The attack, the defense, the gunfire, the chaos, the flight, the massacre and the capture of the village lasted from about 2 AM until 7 in the evening.
We lean the memorial plaques against the hospital’s wall. The women from Dayr Yasin read the names, seeking people they know. Sixty years have passed, but they are still agitated. “Here are some from the ‘Aql family, and these are Radwans.” Fatmah ‘Aql turns to me: “Where’s my grandmother’s name? She isn’t listed” I told her that was impossible — let’s look together. “What’s her name?”, I asked. “Sabha,” she said. “Sabha Radwan.” We look, Fatmah finds something, tells me “there’s Subhiyyeh, that must be her but you wrote it incorrectly.” Once again I disappointed her.
It’s 6 PM. A police commander, who together with a few policemen had accompanied our march, reminds me that our permit expires at 6.
Participants applauded Neta Shoshani, who did research on Dayr Yasin as part of her studies, and recently won an appeal to the High Court of Justice against the refusal of the IDF archive to grant access to documents and photographs in its possession regarding the events of Dayr Yasin in April, 1948. Eitan Bronstein, from Zochrot, concluded the commemoration.
Shlomi, the police commander, points to his watch. Reporters covering the march began interviewing the Dayr Yasin survivors. Abu Hasan, of course, was in great demand. He doesn’t speak English, the language of most of the reporters who were present; a younger Palestinian helped translate. Near the end, when I’m asking people to finish up and leave — What a job! — I overheard one of the foreign television journalists ask Abu Hasan about peace. “Is peace possible between Israelis and Palestinians?”

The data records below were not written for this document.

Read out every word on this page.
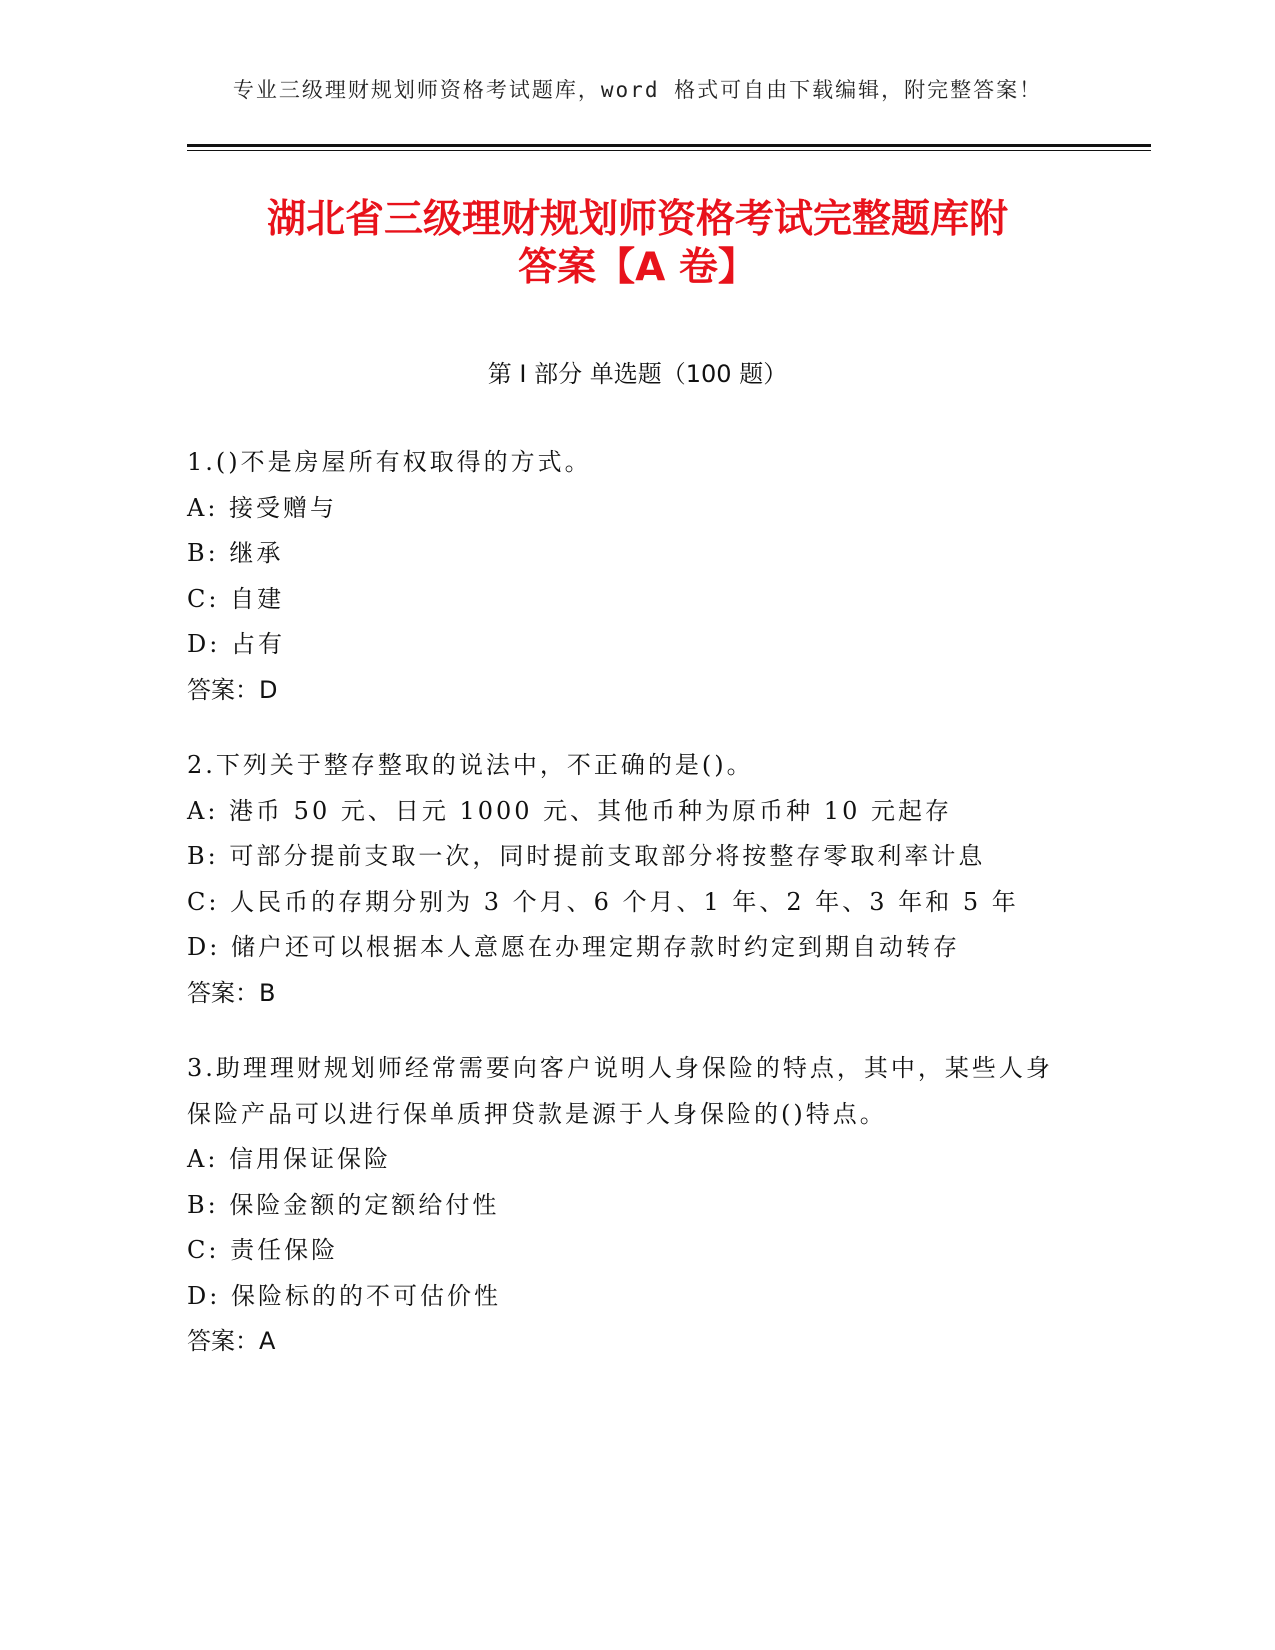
专业三级理财规划师资格考试题库，word 格式可自由下载编辑，附完整答案！
湖北省三级理财规划师资格考试完整题库附
答案【A 卷】
第 I 部分 单选题（100 题）
1.()不是房屋所有权取得的方式。
A: 接受赠与
B: 继承
C: 自建
D: 占有
答案：D
2.下列关于整存整取的说法中，不正确的是()。
A: 港币 50 元、日元 1000 元、其他币种为原币种 10 元起存
B: 可部分提前支取一次，同时提前支取部分将按整存零取利率计息
C: 人民币的存期分别为 3 个月、6 个月、1 年、2 年、3 年和 5 年
D: 储户还可以根据本人意愿在办理定期存款时约定到期自动转存
答案：B
3.助理理财规划师经常需要向客户说明人身保险的特点，其中，某些人身保险产品可以进行保单质押贷款是源于人身保险的()特点。
A: 信用保证保险
B: 保险金额的定额给付性
C: 责任保险
D: 保险标的的不可估价性
答案：A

Abu Hasan doesn’t hesitate, and responds immediately: “There will never be peace.”
Abu Hasan’s son, who was there with his wife, tensed and said something I didn’t catch. The translator was also embarrassed, and told the reporter, apparently influenced by what Abu Hasan’s son, a doctor, had said: “When the refugees return, then there will be peace.”
Here, sixty years ago, on April 10, 1948, around seven in the evening, Abu Hasan, alive, walked out of the village toward ‘Ayn Karim. There he saw most of the Dayr Yasin villagers. They slept there one night, and the next day they scattered. Each family went off on its own. Abu Hasan went to Shu’afat, then to Bayt Hanina and finally to Jerusalem .
It’s now 6:30 PM. We disperse but not before I ask Abu Hasan, “What happened to your stepmother and to your father, whom you left at home?”
“Both of them were murdered in their house,” he said.